"Tim Burton turns everything into 'Sweeney Todd,' so this should be a natural"
Truer words were never spoken. Tim Burton DOES turn everything into "Sweeney Todd" so there couldn't be a better pairing of director to subject matter. Burton has supervised two of the darkest animated musicals ever made ("The Nightmare Before Christmas," and "Corpse Bride") and turned them both into charming, imaginative films without once sugar-coating or denying the nightmarish imagery that unearthed those ideas. His favored composer, Danny Elfman (MIA from this film), is a disciple of Bernard Herrmann, whose work was the inspiration for the music lines of Stephen Sondheim's shock-opera. Burton's "usual suspects," Johnny Depp and Helena Bonham Carter (Burton's fiancee), star and, though the major worry was whether they could carry their tunes, they both do exemplary jobs--Depp, especially, only achieves heights of performance in song, so interior is his Todd. And though Carter may not be quite as brassy so much as tremulous, she does more than hold her own with some of Sondheim's trickier tongue-twisters.

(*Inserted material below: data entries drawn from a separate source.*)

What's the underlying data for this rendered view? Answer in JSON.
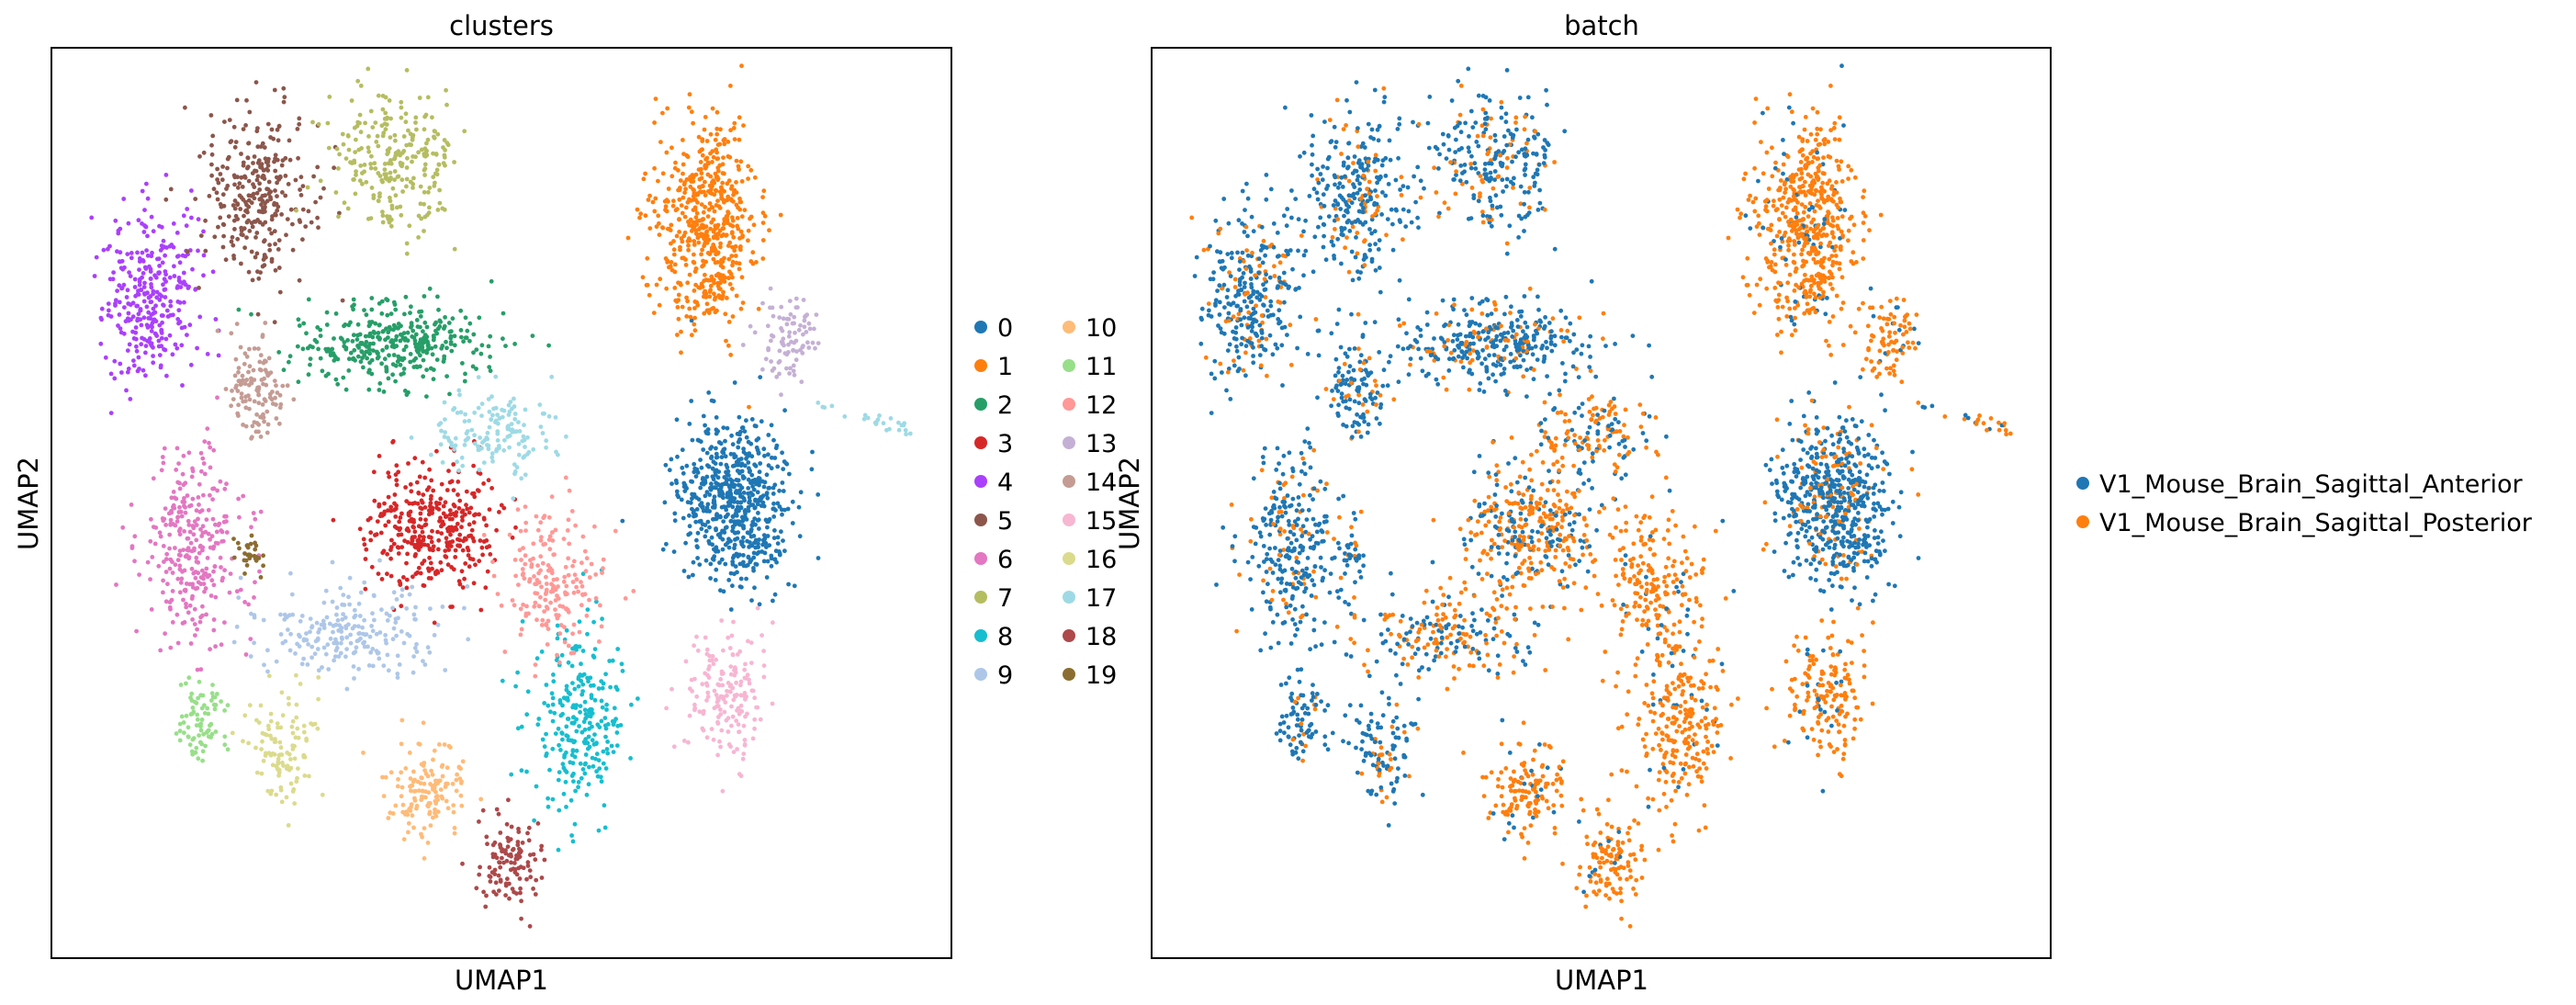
{
  "chart_data": [
    {
      "type": "scatter",
      "title": "clusters",
      "xlabel": "UMAP1",
      "ylabel": "UMAP2",
      "grid": false,
      "legend_placement": "right",
      "legend_columns": 2,
      "categories": [
        "0",
        "1",
        "2",
        "3",
        "4",
        "5",
        "6",
        "7",
        "8",
        "9",
        "10",
        "11",
        "12",
        "13",
        "14",
        "15",
        "16",
        "17",
        "18",
        "19"
      ],
      "colors": [
        "#1f77b4",
        "#ff7f0e",
        "#279e68",
        "#d62728",
        "#aa40fc",
        "#8c564b",
        "#e377c2",
        "#b5bd61",
        "#17becf",
        "#aec7e8",
        "#ffbb78",
        "#98df8a",
        "#ff9896",
        "#c5b0d5",
        "#c49c94",
        "#f7b6d2",
        "#dbdb8d",
        "#9edae5",
        "#ad494a",
        "#8c6d31"
      ],
      "series_shape_note": "cluster regions in UMAP space"
    },
    {
      "type": "scatter",
      "title": "batch",
      "xlabel": "UMAP1",
      "ylabel": "UMAP2",
      "grid": false,
      "legend_placement": "right",
      "categories": [
        "V1_Mouse_Brain_Sagittal_Anterior",
        "V1_Mouse_Brain_Sagittal_Posterior"
      ],
      "colors": [
        "#1f77b4",
        "#ff7f0e"
      ]
    }
  ]
}
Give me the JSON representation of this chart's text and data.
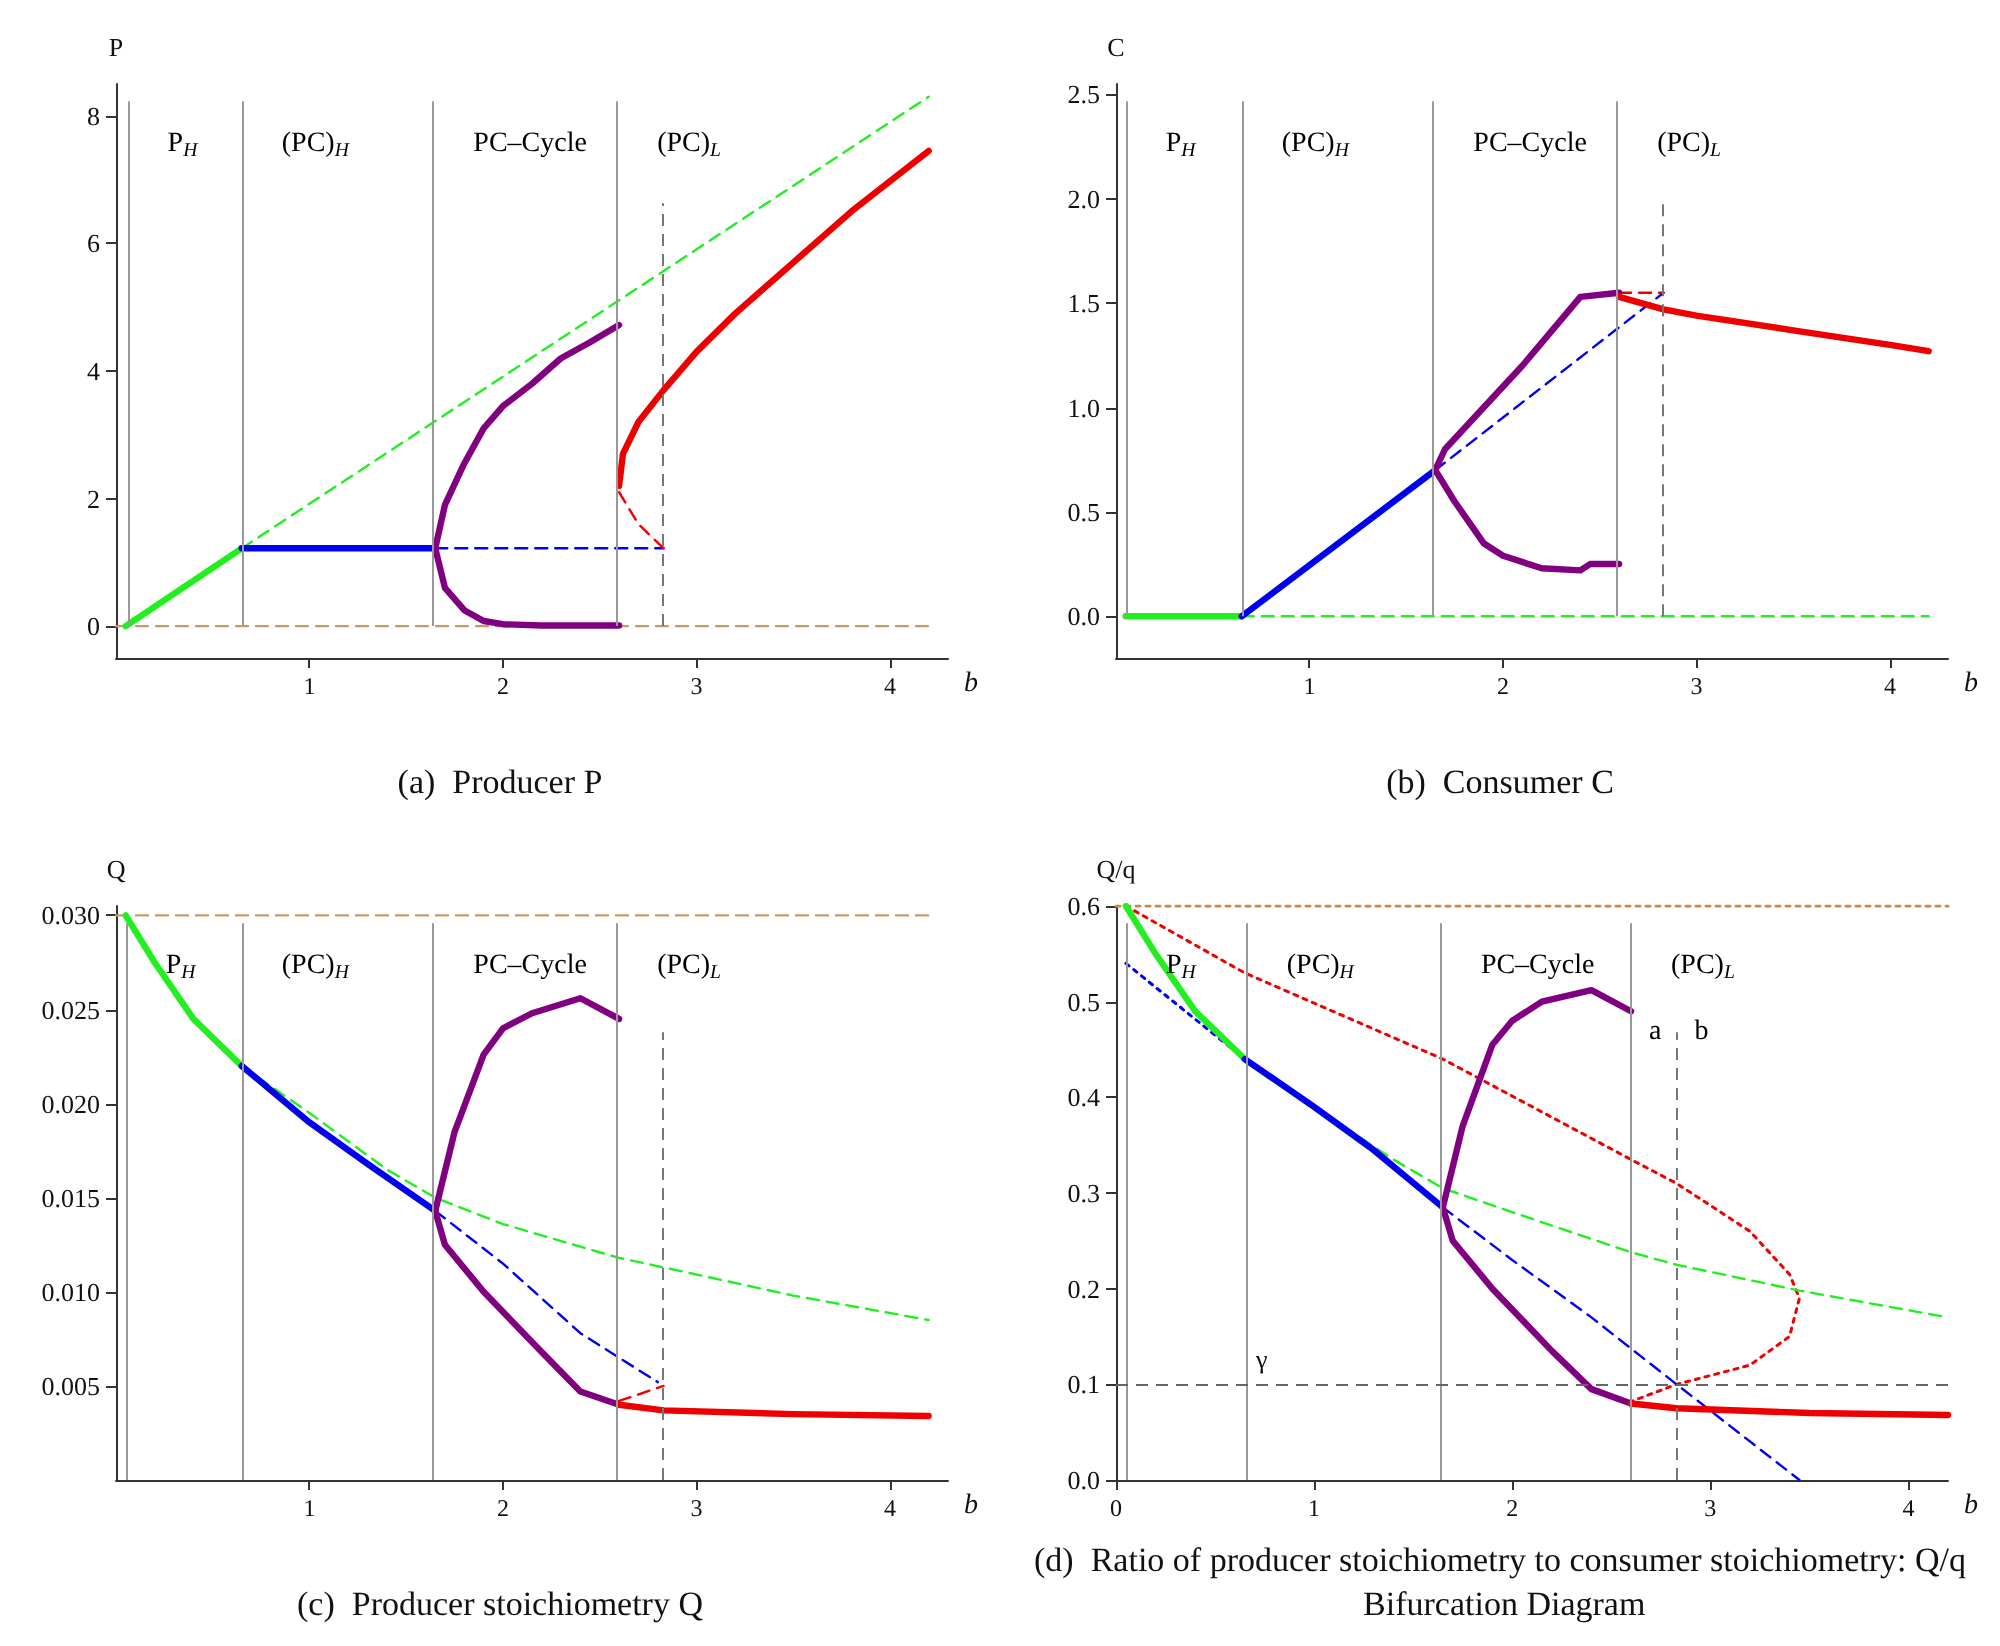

Where "Sweeney Todd" excels, though, is the design of the thing--from the Edward Gorey-ish 2-D titles to the Pieta-like coda, the film is a masterpiece of muted design and cinematography with a palette restricted to various shades of gray--the visual equivalent of music in minor chords.
With one exception, of course. The appearance of blood is always startling. Every murder produces a blood so red that it nearly jumps out of the screen. And Burton can't resist taking the Hammer Films one better. When Sweeney Todd takes his razors to give his customers a once-over, there is no fanciful, theatrical whip-saw and it's over. Depp goes in and saws at the neck like he's cutting a thick roast, at which point the special-effects boys take over, producing arterial geysers of blood that spray--once, hitting the camera lens--in patterns that rival the fountains at the Bellagio. It's over-done, and in coagulating close-up as well, but given the interior-ness of "Sweeney Todd," it's about the only cathartic action in town. And the bodies really start piling up. I'm sure Sondheim was attracted to the subject matter of a swinish London so mired in nastiness, it more than figuratively begins to feed on its own, and the themes of a transformed man and his insatiable and destructive quest for vengeance was what drove Burton, but the gleefully torrential blood-shedding exposes the adolescent in Burton's tendencies--it's his darkest, grisliest film since "Sleepy Hollow"--and one wishes to see more of the Burton who could turn out a film like "Big Fish." More transcendence, Tim. Less Transylvania.
"Sweeney Todd: The Demon Barber of Fleet Street" is a bloody matinee. Bring a tarp.